La Jolla Pharma’s Share Price Halves On Trial End, CEO Departure

Xconomy San Diego — 

La Jolla Pharmaceutical is turning its focus to its lone FDA-approved product and another one in the pipeline after an experimental drug for a rare blood disease failed a late-stage study.

On Monday, La Jolla Pharma (NASDAQ: LJPC) said it was halting a clinical trial testing LJPC-401, its drug candidate for iron overload in patients with beta thalassemia. The company said an interim analysis showed no benefit compared to the placebo. On the same day the company said CEO George Tidmarsh had left “to pursue other interests,” and that a search for a new chief executive was underway.

The La Jolla Pharma drug is a synthetic version of human hepcidin, a hormone that regulates iron metabolism. In the wake of the failure it plans to “reassess” the continued development of the investigational drug, including tests in patients with another iron overload disorder.

Beta thalassemia is caused by a mutation in the gene that codes for hemoglobin, which carries oxygen throughout the body. Some patients require regular blood transfusions to handle the symptoms, and those transfusions can cause dangerous levels of iron to accumulate in their organs. Patients need another treatment, chelation therapy, to remove the buildup.

La Jolla Pharma was testing its drug in 100 patients with the disorder who—despite chelation therapy—have abnormally high levels of iron in the heart. The latest analysis, which looked at data from about half of the enrolled patients, showed no significant difference between those receiving standard chelation therapy and those receiving the therapy and the La Jolla Pharma drug. The data also showed no significant difference on secondary goals, including blood iron levels.

Following the news, the company’s stock price fell more than 50 percent, from $5.62 apiece as of market close Friday to $2.59 per share on Monday.

Other companies are developing treatments for beta thalassemia. Cambridge, MA-based Bluebird Bio (NASDAQ: BLUE) earlier this year received approval from European regulators for Zynteglo, a gene therapy it developed to treat the disorder. Vertex Pharmaceuticals (NASDAQ: VRTX) and CRISPR Therapeutics (NASDAQ: CRSP) are testing a gene-edited therapy for beta thalassemia.

The La Jolla Pharma drug is also in mid-stage trials as a potential treatment for hereditary hemochromatosis, a condition that causes patients to absorb too much iron. Results from a Phase 2 study showed an average 33 percent reduction in iron levels in those given the drug compared to 3 percent in those receiving a placebo, the company said Monday. But the failure in beta thalassemia now has it assessing whether to continue developing the drug for hereditary hemochromatosis.

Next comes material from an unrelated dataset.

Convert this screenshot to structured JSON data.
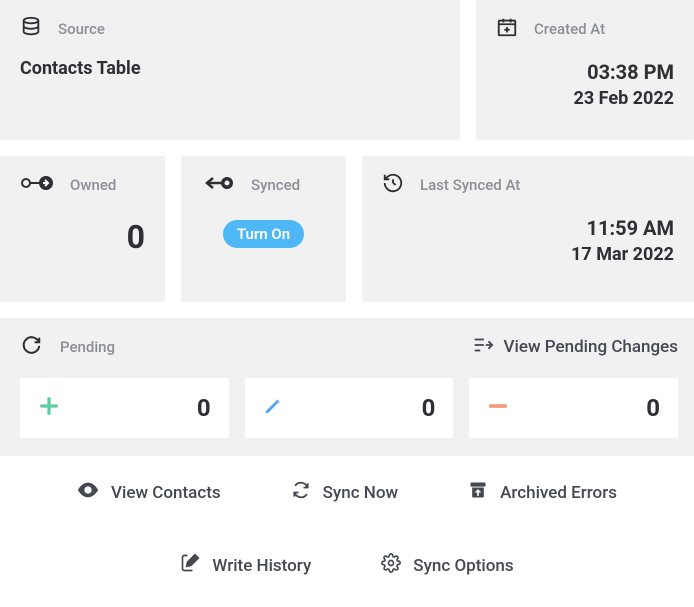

Nearly two years have passed since La Jolla Pharma, founded in 1989, brought its first drug to market. The FDA OK’d angiotensin II (Giaprezatm), a drug to increase blood pressure in patients with septic or other types of shock; it was also approved this year by European regulators to treat a subset of patients with those conditions whose blood pressure hasn’t responded to other therapies. That treatment, which was launched in the US in March 2018, brought in $15.8 million in the first nine months of 2019, according to company documents. In that time, La Jolla Pharma reported a net loss of $29 million.

In the wake of LJPC-401’s failure, La Jolla Pharma says it will focus on maximizing sales of angiotensin II in the US and Europe. It also plans to devote resources to artesunate, an experimental treatment for severe malaria that has been recently submitted to the FDA for review.